Amanda went on. “You were important to him. He let you live here, after all. Not once, but twice.” When Dawson finally nodded, she set her glass aside. “Can I ask a question, though?”

“Anything.”

“What did the two of you talk about?”

“Cars. Engines. Transmissions. Sometimes we talked about the weather.”

“Must have been scintillating,” she cracked.

“You can’t imagine. But back then, I wasn’t much of a talker, either.”

She leaned toward him, suddenly purposeful. “All right. So now we both know about Tuck and you know about me. But I still don’t know about you.”

“Sure you do. I told you about me yesterday. I work on an oil rig? Live in a trailer out in the country? Still drive the same car? No dates?”

In a languid motion, Amanda draped her ponytail over one shoulder, the movement almost sensual. “Tell me something I don’t know,” she coaxed. “Something about you that no one knows. Something that would surprise me.”

“There’s not much to tell,” he said.

She scrutinized him. “Why don’t I believe you?”

Because, he thought, I could never hide anything from you. “I’m not sure,” he said instead.
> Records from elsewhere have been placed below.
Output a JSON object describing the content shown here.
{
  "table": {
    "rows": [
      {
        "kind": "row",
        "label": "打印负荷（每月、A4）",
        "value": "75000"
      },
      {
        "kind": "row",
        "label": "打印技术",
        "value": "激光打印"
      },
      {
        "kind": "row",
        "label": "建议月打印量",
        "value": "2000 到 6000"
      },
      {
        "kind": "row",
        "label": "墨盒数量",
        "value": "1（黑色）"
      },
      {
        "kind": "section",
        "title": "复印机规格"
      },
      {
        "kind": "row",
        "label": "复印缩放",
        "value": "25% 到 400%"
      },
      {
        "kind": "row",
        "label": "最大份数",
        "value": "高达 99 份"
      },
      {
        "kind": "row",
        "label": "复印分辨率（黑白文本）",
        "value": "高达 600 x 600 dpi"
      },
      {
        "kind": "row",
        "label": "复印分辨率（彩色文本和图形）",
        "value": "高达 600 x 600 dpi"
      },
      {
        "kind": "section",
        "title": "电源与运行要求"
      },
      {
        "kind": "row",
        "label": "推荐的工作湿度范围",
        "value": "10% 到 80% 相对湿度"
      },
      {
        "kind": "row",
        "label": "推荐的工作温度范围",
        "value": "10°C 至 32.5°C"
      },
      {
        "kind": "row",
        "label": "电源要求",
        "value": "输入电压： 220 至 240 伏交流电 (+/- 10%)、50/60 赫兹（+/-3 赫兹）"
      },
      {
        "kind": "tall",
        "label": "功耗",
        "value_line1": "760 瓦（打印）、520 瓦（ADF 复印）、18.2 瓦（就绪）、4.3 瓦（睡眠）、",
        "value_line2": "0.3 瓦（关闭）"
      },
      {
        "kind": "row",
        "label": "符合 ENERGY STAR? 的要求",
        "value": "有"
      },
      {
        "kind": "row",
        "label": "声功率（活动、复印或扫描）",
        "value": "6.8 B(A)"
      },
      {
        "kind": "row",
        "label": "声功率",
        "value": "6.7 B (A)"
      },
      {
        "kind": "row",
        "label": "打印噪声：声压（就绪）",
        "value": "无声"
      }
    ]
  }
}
She grew quiet at his answer, working through something else in her mind. “You said something yesterday that I’m curious about.” When he fixed her with a quizzical expression, she went on. “How did you know that Marilyn Bonner never remarried?”

“I just do.”

“Did Tuck tell you?”

“No.”

“Then how do you know?”

He laced his fingers together and leaned back in his rocker, knowing that if he didn’t answer, she’d simply ask again. In that, she hadn’t changed, either. “It’s probably better if I start from the beginning,” he said, sighing. He told her then about the Bonners — about his visit to Marilyn’s crumbling farmhouse so long ago, about the family’s years of struggle, that he’d begun sending them money anonymously when he got out of prison. And finally, that over the years he’d had private detectives report on the family’s welfare. When he finished, Amanda was quiet, visibly struggling with a response.